If you need to search for a string containing spaces, escape them in the Current Value field with a \. You do not need to escape spaces in your replacement text.

Searching for "m" and replacing it with "M" would transform:

Title
Ms.
mr.
Dr.

into:

Title Title_replace
Ms. Ms.
mr. Mr.
Dr. Dr.
Split

Split#

Copy one column into two or more columns broken up by a pattern you specify. The split operation can also be added by right-clicking on a column in the data preview area and selecting "Split" from the context menu. In that case, the column will be preselected in the split operation dialog.

The pattern for your deliminator is case sensitive but does not accept wildcards. Regular expressions are supported if you check the Regular Expression box underneath the deliminator text entry box.

If your data contains multiple instances of the deliminator, you may want to increase the column Limit, which controls how many columns will be created. The default Limit is 2, which is also the minimum. Any elements from your original column beyond the column Limit you specify will be dropped. If you set a higher Limit than there are occurrences of your deliminator in the data, empty columns will be created.

You can enter a custom name for newly created columns or accept the default, which is the the source column name appended with "_split". Each new column name, whether custom or default, is sequentially appended with a number, from 1 to the column limit.

Using this data and a new column name of "IP_Address_Octet":

Address
172.54.1.234
172.224.56.2

Splitting on the . deliminator with the default Limit of 2 produces:

Address IP_Address_Octet1 IP_Address_Octet2
172.54.1.234 172 54
172.224.56.2 172 224

Splitting on the . deliminator with a Limit of 5 produces:

Address IP_Address_Octet1 IP_Address_Octet2 IP_Address_Octet3 IP_Address_Octet4 IP_Address_Octet5
172.54.1.234 172 54 1 234
172.224.56.2 172 224 56 2
SQL

SQL#

Transform your data using standard SQL or SparkSQL statements.

Whatever you put together here will apply to your entire dataset. If you select individual columns, those will be the only ones in the resulting dataset. If you use aggregating functions like MIN() or COUNT(), your resulting data may contain only a single value. If you wish to use these aggregate functions, or any SQL functions, to create a new column without otherwise transforming your existing table, look at the "Derive Column" operation instead.

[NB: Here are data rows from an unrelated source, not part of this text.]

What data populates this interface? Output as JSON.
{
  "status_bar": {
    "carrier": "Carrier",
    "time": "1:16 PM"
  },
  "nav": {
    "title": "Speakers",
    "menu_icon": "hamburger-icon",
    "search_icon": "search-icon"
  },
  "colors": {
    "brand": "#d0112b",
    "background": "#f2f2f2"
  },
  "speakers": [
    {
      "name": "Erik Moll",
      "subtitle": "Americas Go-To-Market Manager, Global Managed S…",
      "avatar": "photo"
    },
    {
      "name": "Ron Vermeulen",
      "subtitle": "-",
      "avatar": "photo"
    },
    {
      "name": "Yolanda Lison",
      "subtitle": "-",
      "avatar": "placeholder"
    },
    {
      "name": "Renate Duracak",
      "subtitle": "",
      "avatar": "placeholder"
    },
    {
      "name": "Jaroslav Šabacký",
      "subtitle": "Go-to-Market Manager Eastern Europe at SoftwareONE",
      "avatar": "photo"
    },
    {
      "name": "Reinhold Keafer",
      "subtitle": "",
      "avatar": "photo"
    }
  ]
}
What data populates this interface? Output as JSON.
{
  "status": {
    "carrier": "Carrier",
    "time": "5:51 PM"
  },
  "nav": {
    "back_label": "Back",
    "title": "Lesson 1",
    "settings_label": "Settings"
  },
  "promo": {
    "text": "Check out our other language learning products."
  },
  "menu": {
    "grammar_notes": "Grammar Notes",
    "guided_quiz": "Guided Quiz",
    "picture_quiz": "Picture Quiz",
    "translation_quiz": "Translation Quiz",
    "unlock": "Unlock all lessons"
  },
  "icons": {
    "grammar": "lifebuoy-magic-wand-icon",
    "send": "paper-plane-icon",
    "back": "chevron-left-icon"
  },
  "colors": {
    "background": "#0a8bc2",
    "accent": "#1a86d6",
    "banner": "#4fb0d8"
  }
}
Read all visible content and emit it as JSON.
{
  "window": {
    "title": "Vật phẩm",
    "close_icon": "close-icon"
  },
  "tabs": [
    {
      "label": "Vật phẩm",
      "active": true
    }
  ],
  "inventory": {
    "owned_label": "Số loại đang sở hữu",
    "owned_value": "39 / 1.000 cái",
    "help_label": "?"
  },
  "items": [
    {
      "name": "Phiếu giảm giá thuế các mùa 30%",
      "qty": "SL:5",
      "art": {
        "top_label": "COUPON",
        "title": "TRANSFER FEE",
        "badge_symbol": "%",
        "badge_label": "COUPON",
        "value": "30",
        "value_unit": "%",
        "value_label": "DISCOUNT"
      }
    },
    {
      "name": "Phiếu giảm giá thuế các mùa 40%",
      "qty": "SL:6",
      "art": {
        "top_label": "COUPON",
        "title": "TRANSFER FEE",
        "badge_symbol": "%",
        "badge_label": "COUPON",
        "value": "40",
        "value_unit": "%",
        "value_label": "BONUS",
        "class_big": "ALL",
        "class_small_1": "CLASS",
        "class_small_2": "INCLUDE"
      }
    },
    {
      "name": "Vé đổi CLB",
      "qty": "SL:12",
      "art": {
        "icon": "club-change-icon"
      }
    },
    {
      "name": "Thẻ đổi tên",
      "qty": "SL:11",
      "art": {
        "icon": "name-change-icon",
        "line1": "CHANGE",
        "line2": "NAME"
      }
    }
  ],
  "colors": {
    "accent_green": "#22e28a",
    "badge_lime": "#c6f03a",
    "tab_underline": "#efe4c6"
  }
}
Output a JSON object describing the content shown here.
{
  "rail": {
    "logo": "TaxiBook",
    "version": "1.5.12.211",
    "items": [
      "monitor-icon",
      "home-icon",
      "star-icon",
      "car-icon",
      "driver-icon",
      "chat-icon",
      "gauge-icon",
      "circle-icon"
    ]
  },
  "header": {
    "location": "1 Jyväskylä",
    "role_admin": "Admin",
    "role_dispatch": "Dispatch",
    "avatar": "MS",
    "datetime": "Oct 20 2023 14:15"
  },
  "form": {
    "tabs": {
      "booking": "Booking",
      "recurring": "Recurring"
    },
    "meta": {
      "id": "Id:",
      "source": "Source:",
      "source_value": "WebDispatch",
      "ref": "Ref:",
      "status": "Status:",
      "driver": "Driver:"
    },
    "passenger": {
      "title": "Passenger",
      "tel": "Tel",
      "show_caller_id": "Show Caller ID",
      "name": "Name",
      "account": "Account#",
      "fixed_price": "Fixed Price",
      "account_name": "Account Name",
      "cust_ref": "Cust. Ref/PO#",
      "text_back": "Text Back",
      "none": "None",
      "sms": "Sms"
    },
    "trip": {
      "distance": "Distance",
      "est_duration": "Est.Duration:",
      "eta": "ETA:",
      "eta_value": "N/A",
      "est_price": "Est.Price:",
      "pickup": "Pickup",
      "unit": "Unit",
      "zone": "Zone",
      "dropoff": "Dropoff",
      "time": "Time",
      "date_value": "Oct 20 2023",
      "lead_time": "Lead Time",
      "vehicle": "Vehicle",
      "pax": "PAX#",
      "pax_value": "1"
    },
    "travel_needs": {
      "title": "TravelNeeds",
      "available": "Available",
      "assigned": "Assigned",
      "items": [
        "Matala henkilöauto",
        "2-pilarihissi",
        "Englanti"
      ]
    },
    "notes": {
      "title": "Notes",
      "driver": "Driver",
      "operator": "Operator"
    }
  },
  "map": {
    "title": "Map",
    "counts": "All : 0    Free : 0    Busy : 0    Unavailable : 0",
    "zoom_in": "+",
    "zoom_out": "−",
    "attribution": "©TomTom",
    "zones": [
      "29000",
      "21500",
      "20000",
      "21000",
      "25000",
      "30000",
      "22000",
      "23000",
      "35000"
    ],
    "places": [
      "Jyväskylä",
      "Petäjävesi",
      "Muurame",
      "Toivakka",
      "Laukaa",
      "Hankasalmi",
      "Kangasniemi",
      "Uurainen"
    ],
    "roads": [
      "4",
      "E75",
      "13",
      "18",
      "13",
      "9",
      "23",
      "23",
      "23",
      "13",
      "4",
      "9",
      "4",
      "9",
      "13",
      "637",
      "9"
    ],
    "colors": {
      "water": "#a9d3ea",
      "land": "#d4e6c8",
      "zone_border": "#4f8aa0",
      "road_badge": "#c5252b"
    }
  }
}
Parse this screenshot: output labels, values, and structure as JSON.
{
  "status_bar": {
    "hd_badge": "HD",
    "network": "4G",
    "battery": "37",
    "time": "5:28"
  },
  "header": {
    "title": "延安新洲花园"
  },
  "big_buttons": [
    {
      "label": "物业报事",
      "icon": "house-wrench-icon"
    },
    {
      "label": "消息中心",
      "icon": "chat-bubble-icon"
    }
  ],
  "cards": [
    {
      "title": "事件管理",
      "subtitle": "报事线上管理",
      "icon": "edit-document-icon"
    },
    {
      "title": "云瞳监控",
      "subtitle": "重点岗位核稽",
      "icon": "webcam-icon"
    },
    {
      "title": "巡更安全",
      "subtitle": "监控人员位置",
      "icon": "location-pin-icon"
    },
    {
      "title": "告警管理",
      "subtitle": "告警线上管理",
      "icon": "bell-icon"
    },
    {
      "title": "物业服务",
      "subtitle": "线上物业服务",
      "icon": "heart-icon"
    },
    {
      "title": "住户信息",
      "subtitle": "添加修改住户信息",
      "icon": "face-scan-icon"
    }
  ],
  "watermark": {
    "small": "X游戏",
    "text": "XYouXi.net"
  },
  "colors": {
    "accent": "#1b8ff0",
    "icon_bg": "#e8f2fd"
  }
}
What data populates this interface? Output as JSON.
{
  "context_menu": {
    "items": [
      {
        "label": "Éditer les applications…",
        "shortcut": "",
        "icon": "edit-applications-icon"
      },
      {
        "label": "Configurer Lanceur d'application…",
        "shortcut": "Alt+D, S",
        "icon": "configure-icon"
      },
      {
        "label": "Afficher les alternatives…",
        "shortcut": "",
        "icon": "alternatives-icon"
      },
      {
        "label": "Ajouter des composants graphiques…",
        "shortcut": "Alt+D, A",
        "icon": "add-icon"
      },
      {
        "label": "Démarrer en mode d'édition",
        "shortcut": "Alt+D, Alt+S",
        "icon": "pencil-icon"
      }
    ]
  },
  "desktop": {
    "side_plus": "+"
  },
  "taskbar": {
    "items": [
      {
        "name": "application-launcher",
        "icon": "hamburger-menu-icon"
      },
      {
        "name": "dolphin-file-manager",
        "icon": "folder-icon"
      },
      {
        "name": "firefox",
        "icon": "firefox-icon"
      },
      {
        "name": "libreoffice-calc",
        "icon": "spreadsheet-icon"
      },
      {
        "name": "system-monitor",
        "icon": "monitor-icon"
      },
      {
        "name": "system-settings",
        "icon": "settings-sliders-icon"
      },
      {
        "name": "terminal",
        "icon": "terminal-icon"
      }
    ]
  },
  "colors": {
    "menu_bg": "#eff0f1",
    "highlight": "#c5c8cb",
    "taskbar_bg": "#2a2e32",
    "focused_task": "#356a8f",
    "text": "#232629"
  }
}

Column names are case sensitive but SQL function names are not so SELECT, Select, and select will all work equally well. Each SQL operation must have at least one reference to _current_view as the current table name. Column names containing spaces, dashes, or other special characters should be quoted with ` (backtick) marks.

With this data:

Name Mail
Joel [email protected]
Melody [email protected]
Fitch [email protected]
Florence [email protected]
Joel S. [email protected]
Melody M. [email protected]
Dr. Fitch [email protected]
Ms. Florence [email protected]

Using:

    SELECT * FROM _current_view
    WHERE Name NOT LIKE "% %"

Returns:

Name Mail
Joel [email protected]
Melody [email protected]
Fitch [email protected]
Florence [email protected]

Using just:

SELECT DISTINCT Mail FROM _current_view

Returns:

Mail
[email protected]
[email protected]
[email protected]
[email protected]

Using just:

SELECT COUNT(DISTINCT Mail) FROM _current_view
count(DISTINCT Mail)
4

Supported column names#

A column name in Spotlight may contain any character except a ` (backtick). Note that column names inside the same dataset must be unique and are not case sensitive (e.g. column names "State" and "STATE" cannot both be used in the same dataset).

Dataset size limits#

Spotlight has a default maximum dataset size of 3 million records for datasets that applies both when adding new tables and when a dataset grows as a result of an operation. Datsets above this limit are flagged with an warning triangle - yellow alert on search cards and on their detail pages.

Dataset that exceed the record count limit will still appear in Spotlight search results but cannot be referenced in Workspaces or opened in external tools through Spotlight.

If a dataset grows beyond the record count limit, it will stop feeding data to any downstream datasets that have been built from it in Spotlight.